Nataša Petrešin-Bachelez: You have become an almost regular guest in Ljubljana, and have a long history of working with art and cultural production coming from Eastern Europe, especially Slovenia. This resulted in several books, lectures, guest editorials of magazines, long-term collaboration with the groups Irwin and NSK, Marko Peljhan, and other artists and intellectuals. Looking back, what were the decisive points in the development of this very special interest?
Inke Arns: Being in Ljubljana again this time I asked myself how my involvement with South/Eastern Europe, and more precisely with Slovenia, first came about. I have to give you a cryptic answer: it came about through Gorbachev, Laibach, and my 1987 trip to Portugal. No joke. The order is not quite accurate though. While still being at school in Berlin (which was West Berlin back then) I did InterRail, and went to Britain and France where I absolutely did not have any problem with the language (I had lived in France from 1982 to 1986). But in Portugal I could not understand a single word—it drove me nuts! On the train back to Berlin, I decided to learn yet another language. At that time Russian was very popular because of Gorbachev (the first telegenic Soviet leader), and I learned my first words of Russian at the Volkshochschule I was attending in parallel to doing my Matura exam. Then in 1988 I saw my first Laibach concert. I had heard some very fascinating Laibach tracks at a friend's place in East Berlin, and despite warnings of potential Neo-Nazi attendance went to see their show in the West. It was an amazing experience. Since that time the Laibach virus lay dormant! That same year I started my university studies at the Free University, Slawistik, in political science and art history, most of the time dealing with Russian cultural history (Eastern Europe then meant Russia). In 1993, together with my colleague Stephen Kovats, I initiated and organized the first Ostranenie video festival at the Bauhaus in Dessau. That's where I came across two videos about Neue Slowenische Kunst (NSK), and it suddenly occurred to me that there was a much bigger collective behind Laibach. This is when I really got into it. I started travelling to Ljubljana quite a lot and when it came to thinking about a topic for my MA thesis in 1995, I decided to write about NSK's artistic strategies in the context of the 1980s in Yugoslavia. All my Ljubljana activities you mentioned are connected to people I met over the twelve years: Irwin, Bojana Kunst and Emil Hrvatin (now known as Janez Janša) from Maska, Marko Peljhan, and many more (these are just the people connected to the activities you asked about).

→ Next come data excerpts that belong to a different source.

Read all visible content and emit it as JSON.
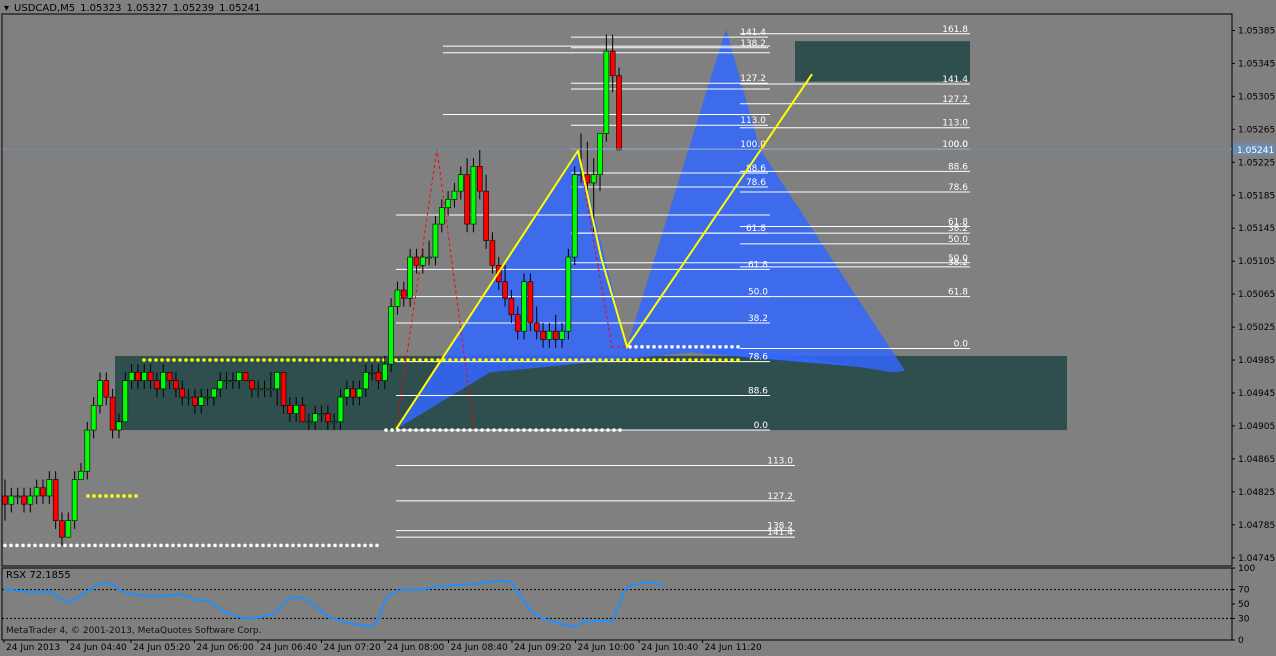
{
  "header": {
    "symbol": "USDCAD,M5",
    "open": "1.05323",
    "high": "1.05327",
    "low": "1.05239",
    "close": "1.05241"
  },
  "indicator": {
    "name": "RSX 72.1855",
    "levels": [
      "100",
      "70",
      "50",
      "30",
      "0"
    ]
  },
  "copyright": "MetaTrader 4, © 2001-2013, MetaQuotes Software Corp.",
  "colors": {
    "background": "#808080",
    "bull": "#00ff00",
    "bear": "#ff0000",
    "pattern": "#3366ff",
    "zone": "#2f4f4f",
    "trendline": "#ffff00",
    "rsx": "#1e90ff"
  },
  "price_label": "1.05241",
  "chart_data": {
    "type": "candlestick",
    "title": "USDCAD,M5",
    "ylim": [
      1.04735,
      1.05405
    ],
    "y_ticks": [
      "1.05385",
      "1.05345",
      "1.05305",
      "1.05265",
      "1.05225",
      "1.05185",
      "1.05145",
      "1.05105",
      "1.05065",
      "1.05025",
      "1.04985",
      "1.04945",
      "1.04905",
      "1.04865",
      "1.04825",
      "1.04785",
      "1.04745"
    ],
    "x_labels": [
      "24 Jun 2013",
      "24 Jun 04:40",
      "24 Jun 05:20",
      "24 Jun 06:00",
      "24 Jun 06:40",
      "24 Jun 07:20",
      "24 Jun 08:00",
      "24 Jun 08:40",
      "24 Jun 09:20",
      "24 Jun 10:00",
      "24 Jun 10:40",
      "24 Jun 11:20"
    ],
    "candles": [
      {
        "o": 1.0482,
        "h": 1.0484,
        "l": 1.0479,
        "c": 1.0481
      },
      {
        "o": 1.0481,
        "h": 1.0483,
        "l": 1.048,
        "c": 1.0482
      },
      {
        "o": 1.0482,
        "h": 1.0483,
        "l": 1.0481,
        "c": 1.0482
      },
      {
        "o": 1.0482,
        "h": 1.0483,
        "l": 1.048,
        "c": 1.0481
      },
      {
        "o": 1.0481,
        "h": 1.0483,
        "l": 1.048,
        "c": 1.0482
      },
      {
        "o": 1.0482,
        "h": 1.0484,
        "l": 1.0481,
        "c": 1.0483
      },
      {
        "o": 1.0483,
        "h": 1.0484,
        "l": 1.0481,
        "c": 1.0482
      },
      {
        "o": 1.0482,
        "h": 1.0485,
        "l": 1.0481,
        "c": 1.0484
      },
      {
        "o": 1.0484,
        "h": 1.0485,
        "l": 1.0478,
        "c": 1.0479
      },
      {
        "o": 1.0479,
        "h": 1.048,
        "l": 1.0476,
        "c": 1.0477
      },
      {
        "o": 1.0477,
        "h": 1.048,
        "l": 1.0477,
        "c": 1.0479
      },
      {
        "o": 1.0479,
        "h": 1.0485,
        "l": 1.0478,
        "c": 1.0484
      },
      {
        "o": 1.0484,
        "h": 1.0486,
        "l": 1.0484,
        "c": 1.0485
      },
      {
        "o": 1.0485,
        "h": 1.0491,
        "l": 1.0484,
        "c": 1.049
      },
      {
        "o": 1.049,
        "h": 1.0494,
        "l": 1.0489,
        "c": 1.0493
      },
      {
        "o": 1.0493,
        "h": 1.0497,
        "l": 1.0492,
        "c": 1.0496
      },
      {
        "o": 1.0496,
        "h": 1.0497,
        "l": 1.0493,
        "c": 1.0494
      },
      {
        "o": 1.0494,
        "h": 1.0495,
        "l": 1.0489,
        "c": 1.049
      },
      {
        "o": 1.049,
        "h": 1.0492,
        "l": 1.0489,
        "c": 1.0491
      },
      {
        "o": 1.0491,
        "h": 1.0497,
        "l": 1.0491,
        "c": 1.0496
      },
      {
        "o": 1.0496,
        "h": 1.0498,
        "l": 1.0495,
        "c": 1.0497
      },
      {
        "o": 1.0497,
        "h": 1.0498,
        "l": 1.0495,
        "c": 1.0496
      },
      {
        "o": 1.0496,
        "h": 1.0498,
        "l": 1.0495,
        "c": 1.0497
      },
      {
        "o": 1.0497,
        "h": 1.0498,
        "l": 1.0495,
        "c": 1.0496
      },
      {
        "o": 1.0496,
        "h": 1.0497,
        "l": 1.0494,
        "c": 1.0495
      },
      {
        "o": 1.0495,
        "h": 1.0498,
        "l": 1.0494,
        "c": 1.0497
      },
      {
        "o": 1.0497,
        "h": 1.0497,
        "l": 1.0495,
        "c": 1.0496
      },
      {
        "o": 1.0496,
        "h": 1.0497,
        "l": 1.0494,
        "c": 1.0495
      },
      {
        "o": 1.0495,
        "h": 1.0496,
        "l": 1.0493,
        "c": 1.0494
      },
      {
        "o": 1.0494,
        "h": 1.0495,
        "l": 1.0493,
        "c": 1.0494
      },
      {
        "o": 1.0494,
        "h": 1.0495,
        "l": 1.0492,
        "c": 1.0493
      },
      {
        "o": 1.0493,
        "h": 1.0495,
        "l": 1.0492,
        "c": 1.0494
      },
      {
        "o": 1.0494,
        "h": 1.0495,
        "l": 1.0493,
        "c": 1.0494
      },
      {
        "o": 1.0494,
        "h": 1.0495,
        "l": 1.0493,
        "c": 1.0495
      },
      {
        "o": 1.0495,
        "h": 1.0497,
        "l": 1.0494,
        "c": 1.0496
      },
      {
        "o": 1.0496,
        "h": 1.0497,
        "l": 1.0495,
        "c": 1.0496
      },
      {
        "o": 1.0496,
        "h": 1.0497,
        "l": 1.0495,
        "c": 1.0496
      },
      {
        "o": 1.0496,
        "h": 1.0497,
        "l": 1.0495,
        "c": 1.0497
      },
      {
        "o": 1.0497,
        "h": 1.0497,
        "l": 1.0496,
        "c": 1.0496
      },
      {
        "o": 1.0496,
        "h": 1.0496,
        "l": 1.0494,
        "c": 1.0495
      },
      {
        "o": 1.0495,
        "h": 1.0496,
        "l": 1.0494,
        "c": 1.0495
      },
      {
        "o": 1.0495,
        "h": 1.0496,
        "l": 1.0494,
        "c": 1.0495
      },
      {
        "o": 1.0495,
        "h": 1.0497,
        "l": 1.0494,
        "c": 1.0495
      },
      {
        "o": 1.0495,
        "h": 1.0497,
        "l": 1.0493,
        "c": 1.0497
      },
      {
        "o": 1.0497,
        "h": 1.0497,
        "l": 1.0492,
        "c": 1.0493
      },
      {
        "o": 1.0493,
        "h": 1.0494,
        "l": 1.0491,
        "c": 1.0492
      },
      {
        "o": 1.0492,
        "h": 1.0494,
        "l": 1.0491,
        "c": 1.0493
      },
      {
        "o": 1.0493,
        "h": 1.0494,
        "l": 1.0491,
        "c": 1.0491
      },
      {
        "o": 1.0491,
        "h": 1.0492,
        "l": 1.049,
        "c": 1.0491
      },
      {
        "o": 1.0491,
        "h": 1.0493,
        "l": 1.049,
        "c": 1.0492
      },
      {
        "o": 1.0492,
        "h": 1.0493,
        "l": 1.0491,
        "c": 1.0492
      },
      {
        "o": 1.0492,
        "h": 1.0493,
        "l": 1.049,
        "c": 1.0491
      },
      {
        "o": 1.0491,
        "h": 1.0492,
        "l": 1.049,
        "c": 1.0491
      },
      {
        "o": 1.0491,
        "h": 1.0495,
        "l": 1.049,
        "c": 1.0494
      },
      {
        "o": 1.0494,
        "h": 1.0496,
        "l": 1.0493,
        "c": 1.0495
      },
      {
        "o": 1.0495,
        "h": 1.0496,
        "l": 1.0493,
        "c": 1.0494
      },
      {
        "o": 1.0494,
        "h": 1.0496,
        "l": 1.0493,
        "c": 1.0495
      },
      {
        "o": 1.0495,
        "h": 1.0498,
        "l": 1.0494,
        "c": 1.0497
      },
      {
        "o": 1.0497,
        "h": 1.0498,
        "l": 1.0496,
        "c": 1.0497
      },
      {
        "o": 1.0497,
        "h": 1.0498,
        "l": 1.0495,
        "c": 1.0496
      },
      {
        "o": 1.0496,
        "h": 1.0499,
        "l": 1.0495,
        "c": 1.0498
      },
      {
        "o": 1.0498,
        "h": 1.0506,
        "l": 1.0497,
        "c": 1.0505
      },
      {
        "o": 1.0505,
        "h": 1.0508,
        "l": 1.0504,
        "c": 1.0507
      },
      {
        "o": 1.0507,
        "h": 1.0508,
        "l": 1.0505,
        "c": 1.0506
      },
      {
        "o": 1.0506,
        "h": 1.0512,
        "l": 1.0505,
        "c": 1.0511
      },
      {
        "o": 1.0511,
        "h": 1.0512,
        "l": 1.0509,
        "c": 1.051
      },
      {
        "o": 1.051,
        "h": 1.0512,
        "l": 1.0509,
        "c": 1.0511
      },
      {
        "o": 1.0511,
        "h": 1.0513,
        "l": 1.051,
        "c": 1.0511
      },
      {
        "o": 1.0511,
        "h": 1.0516,
        "l": 1.051,
        "c": 1.0515
      },
      {
        "o": 1.0515,
        "h": 1.0518,
        "l": 1.0514,
        "c": 1.0517
      },
      {
        "o": 1.0517,
        "h": 1.0519,
        "l": 1.0516,
        "c": 1.0518
      },
      {
        "o": 1.0518,
        "h": 1.052,
        "l": 1.0517,
        "c": 1.0519
      },
      {
        "o": 1.0519,
        "h": 1.0522,
        "l": 1.0518,
        "c": 1.0521
      },
      {
        "o": 1.0521,
        "h": 1.0523,
        "l": 1.0514,
        "c": 1.0515
      },
      {
        "o": 1.0515,
        "h": 1.0523,
        "l": 1.0514,
        "c": 1.0522
      },
      {
        "o": 1.0522,
        "h": 1.0524,
        "l": 1.0518,
        "c": 1.0519
      },
      {
        "o": 1.0519,
        "h": 1.0521,
        "l": 1.0512,
        "c": 1.0513
      },
      {
        "o": 1.0513,
        "h": 1.0514,
        "l": 1.0509,
        "c": 1.051
      },
      {
        "o": 1.051,
        "h": 1.0511,
        "l": 1.0507,
        "c": 1.0508
      },
      {
        "o": 1.0508,
        "h": 1.051,
        "l": 1.0505,
        "c": 1.0506
      },
      {
        "o": 1.0506,
        "h": 1.0507,
        "l": 1.0503,
        "c": 1.0504
      },
      {
        "o": 1.0504,
        "h": 1.0505,
        "l": 1.0501,
        "c": 1.0502
      },
      {
        "o": 1.0502,
        "h": 1.0509,
        "l": 1.0501,
        "c": 1.0508
      },
      {
        "o": 1.0508,
        "h": 1.0509,
        "l": 1.0502,
        "c": 1.0503
      },
      {
        "o": 1.0503,
        "h": 1.0505,
        "l": 1.0501,
        "c": 1.0502
      },
      {
        "o": 1.0502,
        "h": 1.0503,
        "l": 1.05,
        "c": 1.0501
      },
      {
        "o": 1.0501,
        "h": 1.0503,
        "l": 1.05,
        "c": 1.0502
      },
      {
        "o": 1.0502,
        "h": 1.0504,
        "l": 1.05,
        "c": 1.0501
      },
      {
        "o": 1.0501,
        "h": 1.0503,
        "l": 1.05,
        "c": 1.0502
      },
      {
        "o": 1.0502,
        "h": 1.0512,
        "l": 1.0501,
        "c": 1.0511
      },
      {
        "o": 1.0511,
        "h": 1.0522,
        "l": 1.051,
        "c": 1.0521
      },
      {
        "o": 1.0521,
        "h": 1.0526,
        "l": 1.052,
        "c": 1.0521
      },
      {
        "o": 1.0521,
        "h": 1.0525,
        "l": 1.0519,
        "c": 1.052
      },
      {
        "o": 1.052,
        "h": 1.0523,
        "l": 1.0514,
        "c": 1.0521
      },
      {
        "o": 1.0521,
        "h": 1.0526,
        "l": 1.0519,
        "c": 1.0526
      },
      {
        "o": 1.0526,
        "h": 1.0538,
        "l": 1.0525,
        "c": 1.0536
      },
      {
        "o": 1.0536,
        "h": 1.0538,
        "l": 1.0531,
        "c": 1.0533
      },
      {
        "o": 1.0533,
        "h": 1.0534,
        "l": 1.0524,
        "c": 1.0524
      }
    ],
    "rsx": [
      70,
      70,
      68,
      68,
      66,
      67,
      66,
      68,
      62,
      56,
      53,
      56,
      62,
      68,
      73,
      78,
      80,
      77,
      70,
      66,
      64,
      62,
      62,
      61,
      61,
      61,
      62,
      63,
      63,
      60,
      55,
      55,
      54,
      50,
      43,
      38,
      35,
      32,
      30,
      30,
      31,
      33,
      35,
      40,
      52,
      58,
      60,
      58,
      54,
      46,
      40,
      32,
      30,
      26,
      24,
      22,
      21,
      20,
      20,
      28,
      54,
      64,
      68,
      70,
      70,
      70,
      70,
      72,
      74,
      75,
      75,
      76,
      77,
      77,
      78,
      79,
      80,
      81,
      82,
      82,
      80,
      66,
      54,
      42,
      34,
      30,
      27,
      25,
      22,
      20,
      18,
      24,
      26,
      26,
      26,
      27,
      26,
      50,
      70,
      76,
      78,
      80,
      80,
      78,
      74
    ]
  }
}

IA: The trans-local Syndicate network was established in 1996 at the end of the Next 5 Minutes meeting in the Netherlands, and it existed until 2001. However, the fact that it ceased to exist in 2001 has nothing to do with 9/11. The termination of the Syndicate mailing list (mind you, the mailing list, not the network of people!) was very symptomatic of an overall change in the climate on the Net. Rules of netiquette that existed from the beginning of the Internet and helped smooth online communication were consciously breached by the behavior of individuals for reasons of self-promotion and ego-enhancement. You can read about this in detail in "The End of an Imagined Community" a text I cowrote with Andreas Broeckmann back in 2001.1
For me, networks are not ends in themselves but tools for reaching certain goals. In this case the goals were the establishing, fostering, and intensifying of contacts between individuals mainly from the media cultural field in Eastern and Western Europe. The Syndicate network was a very successful tool for reaching these goals. I think that it is perfectly okay if networks cease to exist after a certain period, when they have served their ends. Looking back, I am not nostalgic at all—I think the Syndicate was a very successful (and at times very effective) network of people. I am grateful that I had the chance to be part of that community.